When Lady Jane compared Mathinna to Timemendic, she described Mathinna as being more intelligent and sweet, while Timemendic was "much blacker in complexion than Mathinna who appears to us to be daily growing more copper-coloured as she advances in civilization".

In 1842, Lady Jane commissioned Thomas Bock to paint Mathinna's portrait in which she is portrayed famously in a scarlet dress. Lady Jane sent the portrait to her sister in England with a letter describing Mathinna as "one of the remnant people about to disappear from the face of the earth", who has "the unconquerable nature of the savage".

==The Franklins abandon Mathinna==
When Sir John was recalled to England, they left Mathinna at Queen's Orphan School in Hobart in 1843. Only eight years old, she found it difficult to adjust to her new surroundings. She was sent back to Wybalenna on Flinders Island in 1844, at the age of nine. The children at Wybalenna were separated from the adults and placed under the authority of the establishment's chaplain, Robert Clark and his wife. Clark treated the children brutally and Mathinna was one of the worst affected.

During an inquiry into Clark's management in 1846, Mathinna gave evidence saying:
"I have been under the care of Mr and Mrs Clark when I was flogged I was placed across a table and my hands and feet were tied. I was flogged every day...I think I was flogged when I ought not to be flogged...I was once flogged when the blood ran down my head."
In 1847 she was sent back to Queen's Orphan School. In 1851, when she was about 16, she was placed at the Aboriginal facility at Oyster Cove, west of Hobart.

==Death==
Mathinna drowned, according to one account, in a puddle on Old Station Road north of Oyster Cove while drunk on 1 September 1852. She was 17 or 18 years old.

Mathinna is believed to have been buried in the Oyster Cove Aboriginal cemetery. Her skull was determined to have been among the dozen or so ransacked from that burial ground in the summer of 1908-09 by Sir William Edward Hamilton Crowther and his friend Wendell Inglis Clark. The skulls were stolen as part of program led by eugenicist and professor of anatomy at the University of Melbourne, Dr Richard Berry, to collect Aboriginal skulls for the university's anatomy museum.

Mathinna's skull was subsequently part of the "Crowther Collection" donated to the Tasmanian Museum and Art Gallery. After a campaign by the Tasmanian Aboriginal Centre, all the remains from Oyster Cove were returned and cremated in a four-day ceremony in 1985.

==Legacy==
The town of Mathinna is named after her, as is the mushroom Entoloma mathinnae.

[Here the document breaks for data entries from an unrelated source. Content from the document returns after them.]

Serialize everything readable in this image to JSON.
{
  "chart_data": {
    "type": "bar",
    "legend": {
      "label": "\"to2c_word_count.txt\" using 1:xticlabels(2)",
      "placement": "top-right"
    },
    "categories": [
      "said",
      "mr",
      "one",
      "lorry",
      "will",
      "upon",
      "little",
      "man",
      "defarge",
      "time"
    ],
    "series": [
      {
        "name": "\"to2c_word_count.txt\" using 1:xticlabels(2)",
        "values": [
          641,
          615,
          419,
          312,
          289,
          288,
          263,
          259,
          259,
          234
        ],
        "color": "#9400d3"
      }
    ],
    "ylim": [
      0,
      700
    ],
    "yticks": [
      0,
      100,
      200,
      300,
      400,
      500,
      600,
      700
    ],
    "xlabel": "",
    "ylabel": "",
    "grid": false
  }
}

===Cultural depictions of Mathinna===
Mathinna's life has inspired or been mentioned in several literary and dramatic works. These include:

- 1954: Mathinna, a ballet production by Laurel Martyn, one of the first Australian-made works on Australian themes
- 1967: Children's historical fiction book titled Mathinna's People by Nan Chauncy
- 2000: Radio play (BBC, ABC) In Her Father's House, by Carmel Bird
- 2005: Lady Franklin's Revenge, by Ken McGoogan, a non-fiction work about the wife of John Franklin
- 2008: Contemporary piece titled Mathinna choreographed by Stephen Page for the Bangarra Dance Theatre, inspired by the Laurel Martyn work
- 2008: Novel titled Wanting by Richard Flanagan
- 2020: Novel titled The Exiles by Christina Baker Kline
- 2022: A doll given to Mathinna and a pincushion she had made while living with the Franklins were taken away from her in 1843 and stored in England. In 2022 they were returned to Australia and put on display at the Tasmanian Museum and Art Gallery as part of the taypani milaythina-tu: Return to Country exhibition.
- 2024: Mathinna's story, as well as information about her doll and pincushion and their return to Australia, was the subject of an episode in Series 2 of Stuff the British Stole – a coproduction of the Australian Broadcasting Corporation and the Canadian Broadcasting Corporation.